Phoenix Technologies, Bowling Green, Ohio, a producer of recycled PET (rPET), has announced an $18 million expansion enabling upstream production integration.
The company says it will add a new proprietary wash line, which is expected to be operational by the end of this year, so it can manufacture clean flake. Phoenix uses clean flake as an infeed material to create its rPET, which is used to create packaging for products such as beverages, food, personal care and household cleaners.
Prior to the installation of the wash line, Phoenix has either purchased clean flake directly or sourced baled bottles, which have been reclaimed from curbside collection, tolling this material through a third-party wash operation to create clean flake.
To prepare for the upstream integration, Phoenix says it has worked diligently over the past two years to diversify and strengthen its supplier relationships. The objective has been to source enough bales and dirty flake to feed a wash line with projected output of 50 million pounds per year. The company will purchase raw material for the facility from waste haulers and material recovery facilities (MRFs).
Lori Carson, Phoenix director of commercial operations, says, “We believe that we will have more flake available at the same quality consistency. When we buy finished product or services across suppliers and regions, we see differences in the finished quality, either from what is available for that region or what is available from a processor capability.”
She adds, “We will simply be shifting where in the chain we procure the material. While we hope to grow over time, currently we consider this a substitution, not new pounds, just sourced differently. We expect our range to be about what it has been over the last four to five years.”
Further, Carson says, as the company improves the quality of its material, Phoenix will be able to grow its market.
"Combining the total supply chain, from bale to final pellet, and its processes will allow us to optimize both the wash and flake processing components in ways that we could not when clean flake was coming from external sources,” says Bob Deardurff, president of Phoenix. “The new wash line also will enable Phoenix to fine-tune critical manufacturing variables so that we can better deliver processing and performance attributes of value to our customers.”
The company says it also hopes to better manage its environmental footprint, specifically water used in its process and fuel used for transportation.
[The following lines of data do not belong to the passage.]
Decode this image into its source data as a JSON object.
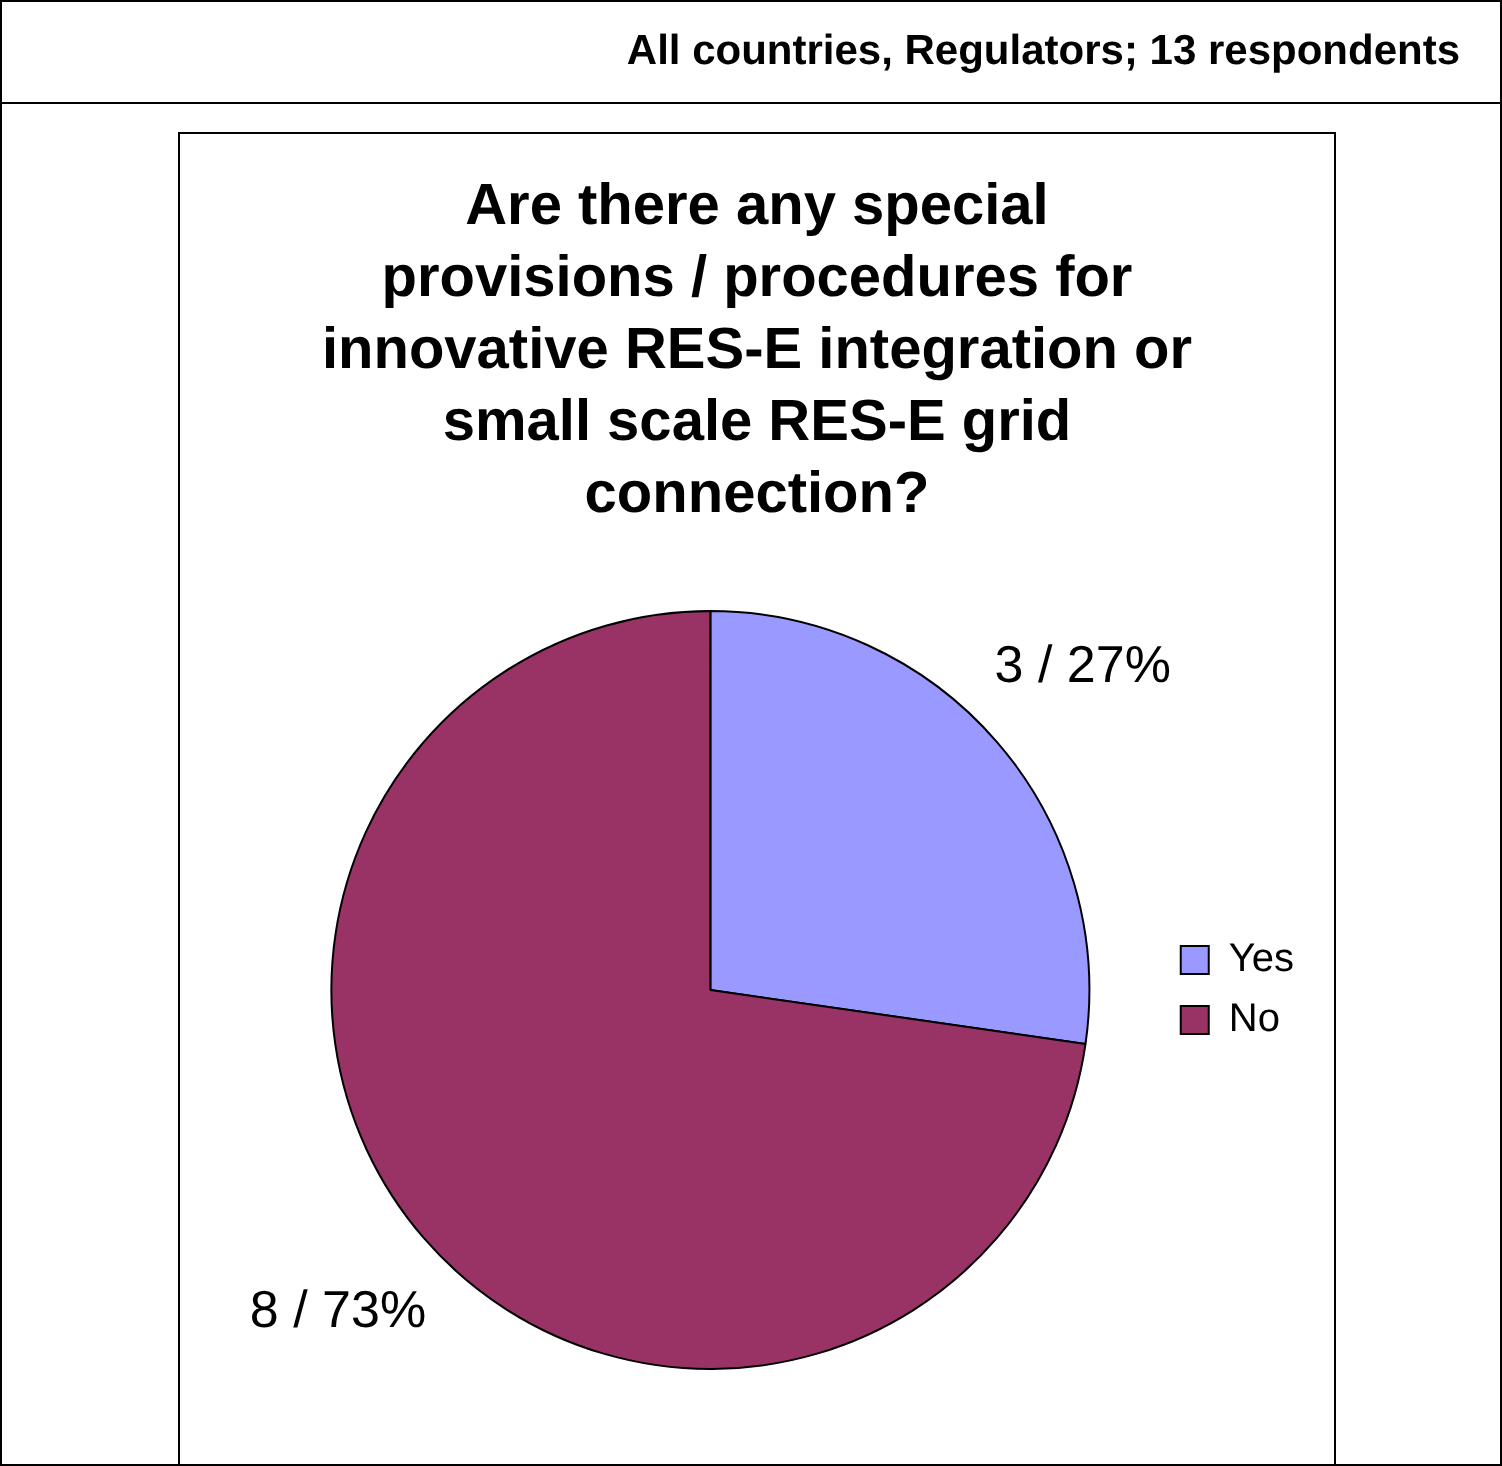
{
  "chart_data": {
    "type": "pie",
    "title": "All countries, Regulators; 13 respondents",
    "subtitle": "Are there any special provisions / procedures for innovative RES-E integration or small scale RES-E grid connection?",
    "categories": [
      "Yes",
      "No"
    ],
    "values": [
      3,
      8
    ],
    "colors": [
      "#9999ff",
      "#993366"
    ],
    "value_labels": [
      "3 / 27%",
      "8 / 73%"
    ],
    "legend": "right"
  }
}
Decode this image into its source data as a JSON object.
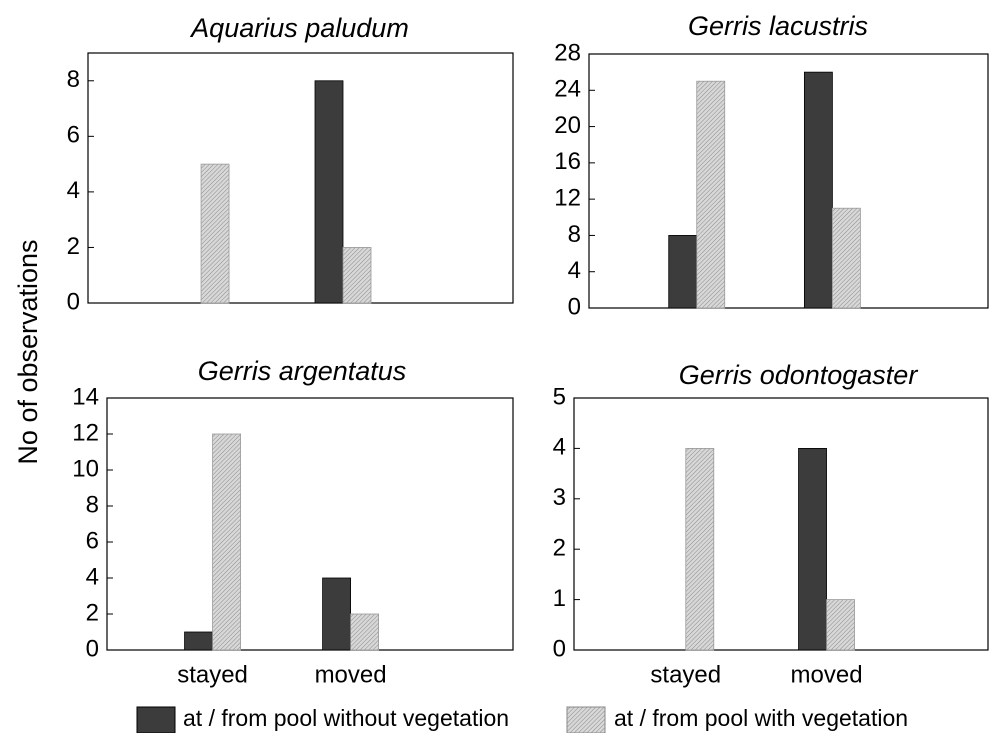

The new line will be housed in a leased 66,000-square-foot facility near Phoenix’s existing 90,000-square-foot manufacturing plant. When the operation is in full production, the new facility is expected to employ about 30 people, the company says. This is in addition to the 53 people employed at the main plant.
Using patented technology, Phoenix is able to pelletize and crystallize recycled, postconsumer PET for reuse in consumer packaging applications. State-of-the-art processes and quality assurance standards have enabled the company to develop rPET that can be blended with virgin resin for similar performance, Phoenix says.
Additionally, Phoenix reports that it uses less energy per pound to manufacture rPET compared with virgin PET, contributing to a decrease in the environmental footprint. This results in a sustainable, cost-effective, high-performing solution that many brand owners use in place of virgin material, according to Phoenix.